Moral dan Etika Pengacara
>> Rabu, 13 Oktober 2010
Hiruk pikuk reformasi telah menciptakan perubahan pandangan rakyat Indonesia, bahwa untuk menggapai kembali kemakmuran yang telah dirampas oleh ketamakan rejim Soeharto dan kroni-kroninya, mulai saat ini setiap tatanan main di negeri ini harus dilandaskan kepada ketentuan hukum yang berlaku. Maka sangatlah wajar bila era reformasi ini merupakan momentum kebangkitan hukum yang selama ini tidak pernah dipergunakan. Melorotnya perekonomian Indonesia yang salah satu penyebabnya adalah lemahnya kontrol terhadap praktek-praktek KKN (Korupsi, Kolusi dan Nepotisme),sehingga menyebabkan timbulnya praktek-praktek yang menggrogoti industri keuangan, khususnya bank-bank pemerintah yang dijadikan sasaran penjarahan besar-besaran dalam kurun waktu yang sangat lama. Didalam era reformasi ini, kita dapat melihat bahwa paradigma baru yang berkembang di dalam masyarakat soal kesadaran betapa pentingnya kita memiliki sebuah struktur hukum nasional yang kokoh.
Kesadaran untuk menegakan law enforcement di dalam era reformasi saat ini, tentunya disebabkan oleh begitu banyaknya praktek-praktek yang menimbulkan banyak kerugian bagi kehidupan berbangsa dan negara selama ini.
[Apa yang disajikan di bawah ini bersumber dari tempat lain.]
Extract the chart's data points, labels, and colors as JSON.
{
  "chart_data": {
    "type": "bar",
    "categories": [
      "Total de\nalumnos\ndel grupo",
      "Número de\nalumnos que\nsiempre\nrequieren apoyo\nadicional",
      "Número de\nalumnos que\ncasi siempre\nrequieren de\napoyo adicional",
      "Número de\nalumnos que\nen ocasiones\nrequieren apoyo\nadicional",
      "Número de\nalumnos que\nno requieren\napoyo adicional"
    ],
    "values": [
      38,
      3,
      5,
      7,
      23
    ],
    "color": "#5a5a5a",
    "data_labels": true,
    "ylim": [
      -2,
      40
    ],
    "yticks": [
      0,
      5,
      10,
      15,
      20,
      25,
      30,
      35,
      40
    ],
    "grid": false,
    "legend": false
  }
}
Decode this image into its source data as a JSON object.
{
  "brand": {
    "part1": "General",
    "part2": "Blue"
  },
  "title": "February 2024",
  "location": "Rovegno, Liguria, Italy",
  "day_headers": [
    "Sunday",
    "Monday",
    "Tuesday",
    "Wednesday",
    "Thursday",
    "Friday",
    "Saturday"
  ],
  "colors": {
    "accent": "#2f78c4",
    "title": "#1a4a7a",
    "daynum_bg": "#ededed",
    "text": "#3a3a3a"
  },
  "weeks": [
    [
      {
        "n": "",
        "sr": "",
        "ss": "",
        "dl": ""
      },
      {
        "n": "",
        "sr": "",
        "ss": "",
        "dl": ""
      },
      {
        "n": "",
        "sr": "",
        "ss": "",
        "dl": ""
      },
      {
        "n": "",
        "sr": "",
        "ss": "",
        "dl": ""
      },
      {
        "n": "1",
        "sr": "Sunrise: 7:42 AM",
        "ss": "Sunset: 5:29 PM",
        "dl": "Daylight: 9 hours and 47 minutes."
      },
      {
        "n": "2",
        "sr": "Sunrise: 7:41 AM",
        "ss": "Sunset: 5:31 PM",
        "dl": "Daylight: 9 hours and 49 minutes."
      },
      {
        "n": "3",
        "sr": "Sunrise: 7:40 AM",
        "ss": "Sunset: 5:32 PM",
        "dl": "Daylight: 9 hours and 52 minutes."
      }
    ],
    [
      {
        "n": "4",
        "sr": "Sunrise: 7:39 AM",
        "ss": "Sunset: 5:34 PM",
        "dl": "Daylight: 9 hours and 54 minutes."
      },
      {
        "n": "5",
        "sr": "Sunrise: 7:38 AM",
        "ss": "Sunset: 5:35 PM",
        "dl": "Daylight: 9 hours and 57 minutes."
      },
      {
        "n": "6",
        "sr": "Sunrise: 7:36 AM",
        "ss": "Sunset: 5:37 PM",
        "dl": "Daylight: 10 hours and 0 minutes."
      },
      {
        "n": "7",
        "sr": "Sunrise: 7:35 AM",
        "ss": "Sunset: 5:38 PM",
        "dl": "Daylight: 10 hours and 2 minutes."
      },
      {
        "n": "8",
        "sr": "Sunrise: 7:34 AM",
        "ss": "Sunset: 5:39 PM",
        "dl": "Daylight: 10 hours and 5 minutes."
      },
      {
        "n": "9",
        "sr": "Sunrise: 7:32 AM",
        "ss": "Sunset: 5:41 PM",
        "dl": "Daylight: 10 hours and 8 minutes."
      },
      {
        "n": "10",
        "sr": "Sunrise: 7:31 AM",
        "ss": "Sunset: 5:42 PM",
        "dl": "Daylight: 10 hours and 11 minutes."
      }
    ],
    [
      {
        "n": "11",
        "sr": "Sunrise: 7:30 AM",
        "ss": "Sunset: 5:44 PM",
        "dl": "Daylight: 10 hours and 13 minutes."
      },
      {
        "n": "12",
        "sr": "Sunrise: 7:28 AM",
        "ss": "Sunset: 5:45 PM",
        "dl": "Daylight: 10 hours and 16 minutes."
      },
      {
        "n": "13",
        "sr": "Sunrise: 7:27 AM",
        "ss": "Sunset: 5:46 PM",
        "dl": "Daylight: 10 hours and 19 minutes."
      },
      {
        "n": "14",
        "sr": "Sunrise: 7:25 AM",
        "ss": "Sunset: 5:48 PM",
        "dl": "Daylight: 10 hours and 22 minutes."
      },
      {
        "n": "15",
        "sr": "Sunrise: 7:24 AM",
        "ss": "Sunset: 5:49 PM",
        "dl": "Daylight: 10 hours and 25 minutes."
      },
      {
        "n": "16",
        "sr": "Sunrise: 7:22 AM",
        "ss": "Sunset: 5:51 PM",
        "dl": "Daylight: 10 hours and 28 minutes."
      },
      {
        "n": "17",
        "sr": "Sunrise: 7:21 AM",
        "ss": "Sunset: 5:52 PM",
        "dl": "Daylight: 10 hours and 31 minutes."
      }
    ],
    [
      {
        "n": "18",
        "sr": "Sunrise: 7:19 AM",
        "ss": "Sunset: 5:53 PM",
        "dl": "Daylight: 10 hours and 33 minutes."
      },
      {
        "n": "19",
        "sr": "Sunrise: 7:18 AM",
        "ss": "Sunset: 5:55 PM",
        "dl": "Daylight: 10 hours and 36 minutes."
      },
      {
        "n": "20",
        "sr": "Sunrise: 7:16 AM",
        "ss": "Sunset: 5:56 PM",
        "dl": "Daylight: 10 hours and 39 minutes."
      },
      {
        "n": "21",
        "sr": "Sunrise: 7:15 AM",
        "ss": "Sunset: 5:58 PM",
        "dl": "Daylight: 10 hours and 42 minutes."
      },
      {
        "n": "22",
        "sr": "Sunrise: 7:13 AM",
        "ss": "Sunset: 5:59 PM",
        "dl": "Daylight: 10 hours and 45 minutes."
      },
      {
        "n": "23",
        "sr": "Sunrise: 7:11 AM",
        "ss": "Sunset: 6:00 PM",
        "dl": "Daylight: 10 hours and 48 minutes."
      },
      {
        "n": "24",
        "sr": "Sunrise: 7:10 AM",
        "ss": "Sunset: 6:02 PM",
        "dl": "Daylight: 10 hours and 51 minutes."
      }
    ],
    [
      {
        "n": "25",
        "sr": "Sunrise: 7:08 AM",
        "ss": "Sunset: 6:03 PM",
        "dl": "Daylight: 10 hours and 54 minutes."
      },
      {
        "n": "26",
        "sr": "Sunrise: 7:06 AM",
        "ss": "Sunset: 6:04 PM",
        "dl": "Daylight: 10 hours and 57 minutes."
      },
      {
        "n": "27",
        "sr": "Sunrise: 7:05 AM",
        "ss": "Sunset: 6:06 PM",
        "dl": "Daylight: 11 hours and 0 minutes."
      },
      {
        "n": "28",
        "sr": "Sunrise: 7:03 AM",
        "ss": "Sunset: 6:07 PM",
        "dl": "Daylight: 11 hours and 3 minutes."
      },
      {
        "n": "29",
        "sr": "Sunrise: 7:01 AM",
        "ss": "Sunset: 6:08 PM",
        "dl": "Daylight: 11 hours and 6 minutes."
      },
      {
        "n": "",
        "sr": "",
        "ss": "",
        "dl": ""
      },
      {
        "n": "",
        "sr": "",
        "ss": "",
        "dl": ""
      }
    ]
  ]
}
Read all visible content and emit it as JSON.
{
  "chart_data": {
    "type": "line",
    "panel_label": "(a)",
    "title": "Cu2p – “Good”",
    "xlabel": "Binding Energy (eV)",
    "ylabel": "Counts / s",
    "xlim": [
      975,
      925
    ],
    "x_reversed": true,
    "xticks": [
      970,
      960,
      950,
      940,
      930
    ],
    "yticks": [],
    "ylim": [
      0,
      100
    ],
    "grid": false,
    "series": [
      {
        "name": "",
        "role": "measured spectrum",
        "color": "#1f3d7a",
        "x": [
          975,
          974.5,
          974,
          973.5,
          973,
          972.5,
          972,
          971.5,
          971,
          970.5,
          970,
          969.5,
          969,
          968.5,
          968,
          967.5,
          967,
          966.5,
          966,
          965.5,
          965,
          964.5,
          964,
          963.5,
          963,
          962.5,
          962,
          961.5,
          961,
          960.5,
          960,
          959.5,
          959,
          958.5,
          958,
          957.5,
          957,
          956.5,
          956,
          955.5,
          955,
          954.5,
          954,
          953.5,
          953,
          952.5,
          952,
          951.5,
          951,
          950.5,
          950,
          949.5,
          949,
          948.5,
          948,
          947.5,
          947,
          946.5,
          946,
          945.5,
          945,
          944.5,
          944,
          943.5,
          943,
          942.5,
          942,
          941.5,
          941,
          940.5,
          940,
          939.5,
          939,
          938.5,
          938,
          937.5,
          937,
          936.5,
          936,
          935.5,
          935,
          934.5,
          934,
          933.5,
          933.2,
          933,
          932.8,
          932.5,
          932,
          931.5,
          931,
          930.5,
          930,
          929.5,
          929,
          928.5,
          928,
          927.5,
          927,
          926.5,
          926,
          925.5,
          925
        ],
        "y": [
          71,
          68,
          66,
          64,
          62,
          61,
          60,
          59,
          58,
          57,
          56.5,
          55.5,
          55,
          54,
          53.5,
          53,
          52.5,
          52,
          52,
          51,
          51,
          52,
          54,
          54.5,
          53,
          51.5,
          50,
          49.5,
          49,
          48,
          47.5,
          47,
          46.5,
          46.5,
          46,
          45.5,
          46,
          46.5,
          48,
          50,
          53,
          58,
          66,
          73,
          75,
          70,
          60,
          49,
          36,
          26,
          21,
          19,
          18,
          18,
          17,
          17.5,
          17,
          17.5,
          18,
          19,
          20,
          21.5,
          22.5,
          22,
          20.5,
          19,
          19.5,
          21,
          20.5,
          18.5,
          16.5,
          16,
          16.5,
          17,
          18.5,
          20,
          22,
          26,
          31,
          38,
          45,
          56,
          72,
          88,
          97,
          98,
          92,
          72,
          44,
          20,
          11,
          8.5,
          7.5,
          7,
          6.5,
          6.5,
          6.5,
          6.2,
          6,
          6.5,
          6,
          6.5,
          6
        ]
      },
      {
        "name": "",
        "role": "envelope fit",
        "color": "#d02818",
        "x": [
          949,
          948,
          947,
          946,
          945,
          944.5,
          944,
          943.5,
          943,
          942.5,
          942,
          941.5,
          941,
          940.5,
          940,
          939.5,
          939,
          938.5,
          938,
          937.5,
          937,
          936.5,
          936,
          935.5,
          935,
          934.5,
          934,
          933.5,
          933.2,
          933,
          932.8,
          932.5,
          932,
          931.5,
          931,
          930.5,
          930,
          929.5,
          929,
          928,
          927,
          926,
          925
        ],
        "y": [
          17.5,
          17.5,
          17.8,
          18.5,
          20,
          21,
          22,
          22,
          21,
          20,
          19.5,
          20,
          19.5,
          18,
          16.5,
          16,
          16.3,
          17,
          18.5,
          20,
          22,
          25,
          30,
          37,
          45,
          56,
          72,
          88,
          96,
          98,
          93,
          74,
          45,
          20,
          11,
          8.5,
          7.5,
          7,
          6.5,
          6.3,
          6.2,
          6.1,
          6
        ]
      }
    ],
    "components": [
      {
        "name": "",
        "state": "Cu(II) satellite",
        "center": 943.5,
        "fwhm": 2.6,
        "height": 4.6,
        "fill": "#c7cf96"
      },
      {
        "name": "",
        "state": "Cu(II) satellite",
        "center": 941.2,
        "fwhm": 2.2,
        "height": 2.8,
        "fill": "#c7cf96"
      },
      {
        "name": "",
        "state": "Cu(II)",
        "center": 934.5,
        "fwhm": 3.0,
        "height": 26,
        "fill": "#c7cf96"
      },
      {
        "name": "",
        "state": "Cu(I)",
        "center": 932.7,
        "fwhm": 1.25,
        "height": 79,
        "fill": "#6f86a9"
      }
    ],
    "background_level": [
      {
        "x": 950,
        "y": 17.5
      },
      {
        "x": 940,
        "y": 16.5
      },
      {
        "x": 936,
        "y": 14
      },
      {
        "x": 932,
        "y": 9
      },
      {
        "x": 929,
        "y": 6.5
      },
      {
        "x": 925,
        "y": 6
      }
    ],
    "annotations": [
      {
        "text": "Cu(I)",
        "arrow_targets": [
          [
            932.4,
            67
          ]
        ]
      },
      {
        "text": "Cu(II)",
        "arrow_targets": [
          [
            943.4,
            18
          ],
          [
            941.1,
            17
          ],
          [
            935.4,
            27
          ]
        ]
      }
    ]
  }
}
Selama lebih kurang setahun kabinet reformasi yang dipimpin oleh Habibie memerintah negeri ini, sederet persolan yang fundamental yang berkaitan dengan pelanggaran-pelanggaran hukum yang tidak dapat dituntaskan sesuai dengan hati nurani keadilan. Peranan praktisi dan akademisi hukum diera reformasi sangat diperlukan,tidak hanya berkaitan dengan pembuatan produk-produk perundangan yang harus segera disiapkan dan diselesaikan dalam jangka waktu yang sangat sempit, namun juga bobot perundang-perundangan yang harus dapat menyesuaikan kepentingan yang sedang aktual sat ini.
Ditengah krisis ekonomi justru banyak pengacara dan konsultan hukum mengail rejeki karena banyak pekerjaan yang datang kepada mereka. Mulai dari pada minta bantuan soal penyelesaian hutang atau minta dibela karena ada ancaman pailit dari kreditor dan berbagai pekerjaan besar lainnya yang membutuhkan saran dan nasehat dari seorang ahli hukum. Tingginya konflik politik menjelang pemilihan umum, membuat para pengacara litigasi mendapatkan banyak klien kakap yang sedang terancam untuk dijebloskan kepenjara.Mereka yang sangat membutuhkan bantuan pengacara-pengacara tersebut tak lain anak-anak Soeharto beserta kroni-kroninya yang selama puluhan tahun telah menikmati banyak fasilitas dan uang-uang rakyat dengan mudah. Prilaku-prilaku merekalah yang membuat kehancuran yang lebih dalam atas negeri ini.
Setiap pengacara wajib untuk memberikan bantuan hukum kepada siapa saja yang datang kepadanya ini merupakan etika yang harus dilakukan, termasuk juga kepada mantan presiden Soeharto dan mantan Jaksa Agung Andi M.Ghalib.Didalam setiap bidang profesi, seperti halnya pengacara atau penasehat hukum-terdapat kode etik yang disepakati untuk dijalankan. Kode etik tersebut dipatuhi dan memiliki sanksi bila terbukti adanya pelanggaran yang dilakukan oleh pengacara, yang biasanya merupakan anggota dari sebuah organisasi penasehat hukum.
Seorang pengacara wajib untuk memberikan bantuan hukum yang paling maksimal terhadap kliennya,namun bukan berarti kewajiban ini bersifat membabi buta.Seorang pengacara yang telah mengerti benar arti dan makna dari upaya untuk memberikan bantuan hukum, tidak akan terpengaruh ataupun terlibat secara emosional. Dalam kaitan dengan iklim reformasi dan demokratisasi yang akan terus bergulir, maka enviroment dunia kepengacaraan di Indonesia harus segera untuk melakukan pembenahan. Sejalan dengan pemikiran yang disampaikan oleh Prof.Liev, bahwa keberhasilan pelaksanaan penegakan hukum di Indonesia akan sangat tergantung keberhasilannya bila seluruh kekuatan tokoh-tokoh hukum bersatu, sebagai pressure group.